Inter-subject Similarity Guided Brain Network Modeling for MCI Diagnosis
Sparse representation-based brain network modeling, although popular, often results in relatively large inter-subject variability in network structures. This inevitably makes it difficult for inter-subject comparison, thus eventually deteriorating the generalization capability of personalized disease diagnosis. Accordingly, group sparse representation has been proposed to alleviate such limitation by jointly estimating connectivity weights for all subjects. However, the constructed brain networks based on this method often fail in providing satisfactory separability between the subjects from different groups (e.g., patients vs. normal controls), which will also affect the performance of computer-aided disease diagnosis. Based on the hypothesis that subjects from the same group should have larger similarity in their functional connectivity (FC) patterns than subjects from other groups, we propose an “inter-subject FC similarity-guided” group sparse network modeling method. In this method, we explicitly include the inter-subject FC similarity as a constraint to conduct group-wise FC network modeling, while retaining sufficient between-group differences in the resultant FC networks.

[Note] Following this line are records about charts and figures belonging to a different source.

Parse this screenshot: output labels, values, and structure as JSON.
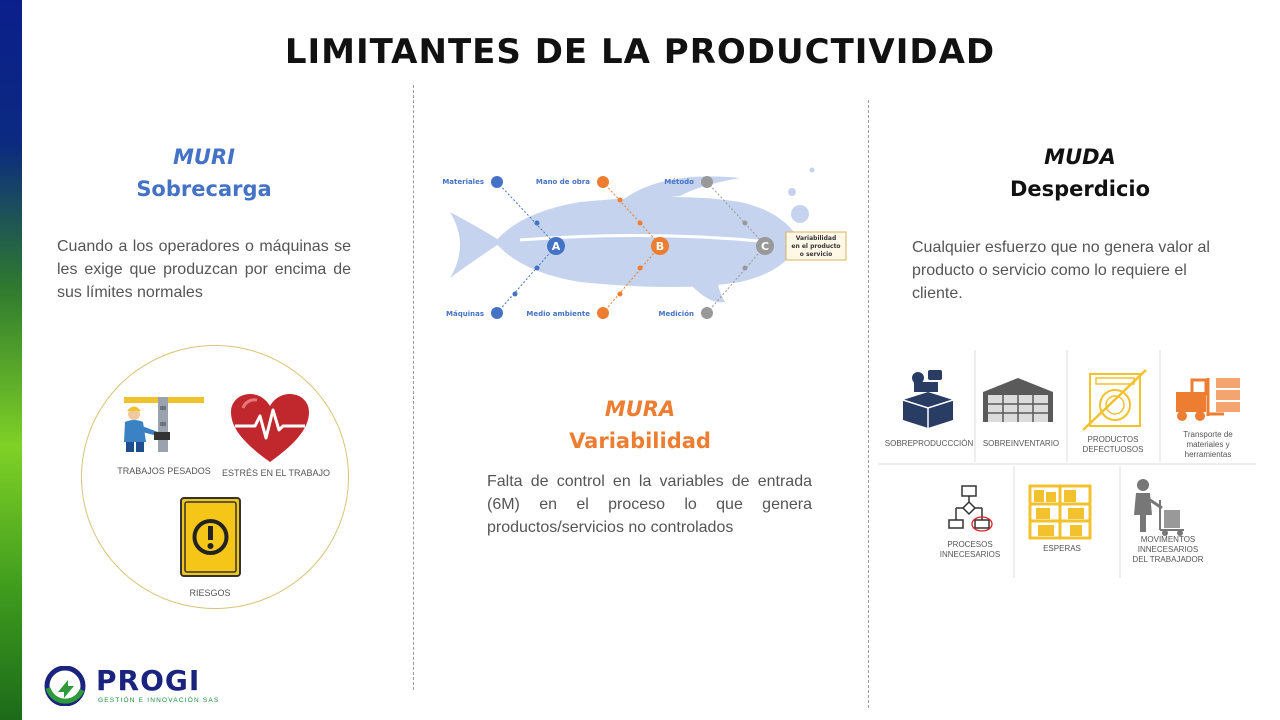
{
  "title": "LIMITANTES DE LA PRODUCTIVIDAD",
  "muri": {
    "name": "MURI",
    "subtitle": "Sobrecarga",
    "description": "Cuando a los operadores o máquinas se les exige que produzcan por encima de sus límites normales",
    "items": [
      "TRABAJOS PESADOS",
      "ESTRÉS EN EL TRABAJO",
      "RIESGOS"
    ]
  },
  "mura": {
    "name": "MURA",
    "subtitle": "Variabilidad",
    "description": "Falta de control en la variables de entrada (6M)  en el proceso lo que genera productos/servicios no controlados",
    "diagram": {
      "top_labels": [
        "Materiales",
        "Mano de obra",
        "Método"
      ],
      "bottom_labels": [
        "Máquinas",
        "Medio ambiente",
        "Medición"
      ],
      "nodes": [
        "A",
        "B",
        "C"
      ],
      "effect_lines": [
        "Variabilidad",
        "en el producto",
        "o servicio"
      ]
    }
  },
  "muda": {
    "name": "MUDA",
    "subtitle": "Desperdicio",
    "description": "Cualquier esfuerzo que no genera valor al producto o servicio como lo requiere el cliente.",
    "top_labels": [
      [
        "SOBREPRODUCCCIÓN"
      ],
      [
        "SOBREINVENTARIO"
      ],
      [
        "PRODUCTOS",
        "DEFECTUOSOS"
      ],
      [
        "Transporte de",
        "materiales y",
        "herramientas"
      ]
    ],
    "bottom_labels": [
      [
        "PROCESOS",
        "INNECESARIOS"
      ],
      [
        "ESPERAS"
      ],
      [
        "MOVIMENTOS",
        "INNECESARIOS",
        "DEL TRABAJADOR"
      ]
    ]
  },
  "brand": {
    "name": "PROGI",
    "tagline": "GESTIÓN E INNOVACIÓN SAS"
  },
  "colors": {
    "muri": "#4472c4",
    "mura": "#ed7d31",
    "fish": "#c5d3ee",
    "muda_icon": "#3f4b63",
    "muda_orange": "#ed7d31",
    "muda_yellow": "#f2c12e"
  }
}
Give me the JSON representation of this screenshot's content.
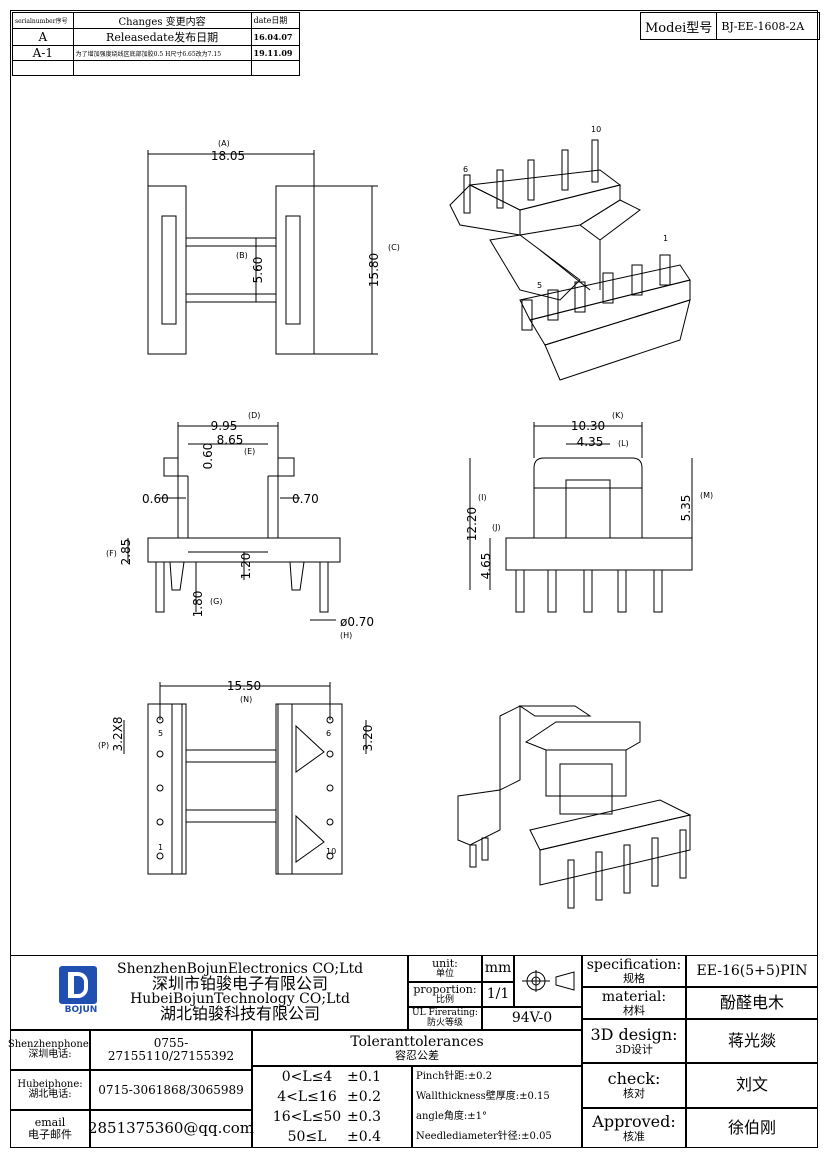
{
  "revision_table": {
    "headers": [
      "serialnumber序号",
      "Changes 变更内容",
      "date日期"
    ],
    "rows": [
      {
        "serial": "A",
        "change": "Releasedate发布日期",
        "date": "16.04.07"
      },
      {
        "serial": "A-1",
        "change": "为了增加强度绕线区底部加胶0.5 H尺寸6.65改为7.15",
        "date": "19.11.09"
      }
    ]
  },
  "model": {
    "label": "Modei型号",
    "value": "BJ-EE-1608-2A"
  },
  "dimensions": {
    "A": "18.05",
    "B": "5.60",
    "C": "15.80",
    "D": "9.95",
    "E": "8.65",
    "d060_top": "0.60",
    "d060_left": "0.60",
    "d070": "0.70",
    "F": "2.85",
    "d120": "1.20",
    "G": "1.80",
    "H": "ø0.70",
    "K": "10.30",
    "L": "4.35",
    "I": "12.20",
    "M": "5.35",
    "J": "4.65",
    "N": "15.50",
    "P": "3.2X8",
    "R": "3.20"
  },
  "dim_tags": {
    "A": "(A)",
    "B": "(B)",
    "C": "(C)",
    "D": "(D)",
    "E": "(E)",
    "F": "(F)",
    "G": "(G)",
    "H": "(H)",
    "I": "(I)",
    "J": "(J)",
    "K": "(K)",
    "L": "(L)",
    "M": "(M)",
    "N": "(N)",
    "P": "(P)"
  },
  "pin_labels": {
    "p6_top": "6",
    "p10_top": "10",
    "p1_top": "1",
    "p5_top": "5",
    "p5_bot": "5",
    "p6_bot": "6",
    "p1_bot": "1",
    "p10_bot": "10"
  },
  "title_block": {
    "company_en_1": "ShenzhenBojunElectronics CO;Ltd",
    "company_cn_1": "深圳市铂骏电子有限公司",
    "company_en_2": "HubeiBojunTechnology CO;Ltd",
    "company_cn_2": "湖北铂骏科技有限公司",
    "logo_text": "BOJUN",
    "unit_label": "unit:",
    "unit_label_cn": "单位",
    "unit_value": "mm",
    "proportion_label": "proportion:",
    "proportion_label_cn": "比例",
    "proportion_value": "1/1",
    "fire_label": "UL Firerating:",
    "fire_label_cn": "防火等级",
    "fire_value": "94V-0",
    "spec_label": "specification:",
    "spec_label_cn": "规格",
    "spec_value": "EE-16(5+5)PIN",
    "material_label": "material:",
    "material_label_cn": "材料",
    "material_value": "酚醛电木",
    "design_label": "3D design:",
    "design_label_cn": "3D设计",
    "design_value": "蒋光燚",
    "check_label": "check:",
    "check_label_cn": "核对",
    "check_value": "刘文",
    "approved_label": "Approved:",
    "approved_label_cn": "核准",
    "approved_value": "徐伯刚",
    "sz_phone_label": "Shenzhenphone:",
    "sz_phone_label_cn": "深圳电话:",
    "sz_phone": "0755-27155110/27155392",
    "hb_phone_label": "Hubeiphone:",
    "hb_phone_label_cn": "湖北电话:",
    "hb_phone": "0715-3061868/3065989",
    "email_label": "email",
    "email_label_cn": "电子邮件",
    "email": "2851375360@qq.com",
    "tol_title": "Toleranttolerances",
    "tol_title_cn": "容忍公差",
    "tol_rows": [
      {
        "range": "0<L≤4",
        "tol": "±0.1"
      },
      {
        "range": "4<L≤16",
        "tol": "±0.2"
      },
      {
        "range": "16<L≤50",
        "tol": "±0.3"
      },
      {
        "range": "50≤L",
        "tol": "±0.4"
      }
    ],
    "pinch": "Pinch针距:±0.2",
    "wall": "Wallthickness壁厚度:±0.15",
    "angle": "angle角度:±1°",
    "needle": "Needlediameter针径:±0.05"
  }
}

This improves the separability of brain functional networks between different groups, thus facilitating better personalized brain disease diagnosis. Specifically, the inter-subject FC similarity is roughly estimated by comparing the Pearson’s correlation based FC patterns of each brain region to other regions for each pair of the subjects. Then, this is implemented as an additional weighting term to ensure the adequate inter-subject FC differences between the subjects from different groups. Of note, our method retains the group sparsity constraint to ensure the overall consistency of the resultant individual brain networks. Experimental results show that our method achieves a balanced trade-off by not only generating the individually consistent FC networks, but also effectively maintaining the necessary group difference, thereby significantly improving connectomics-based diagnosis for mild cognitive impairment (MCI).
This work is partially supported by NIH grants (EB006733, EB008374, EB009634, MH107815, AG041721, and AG042599).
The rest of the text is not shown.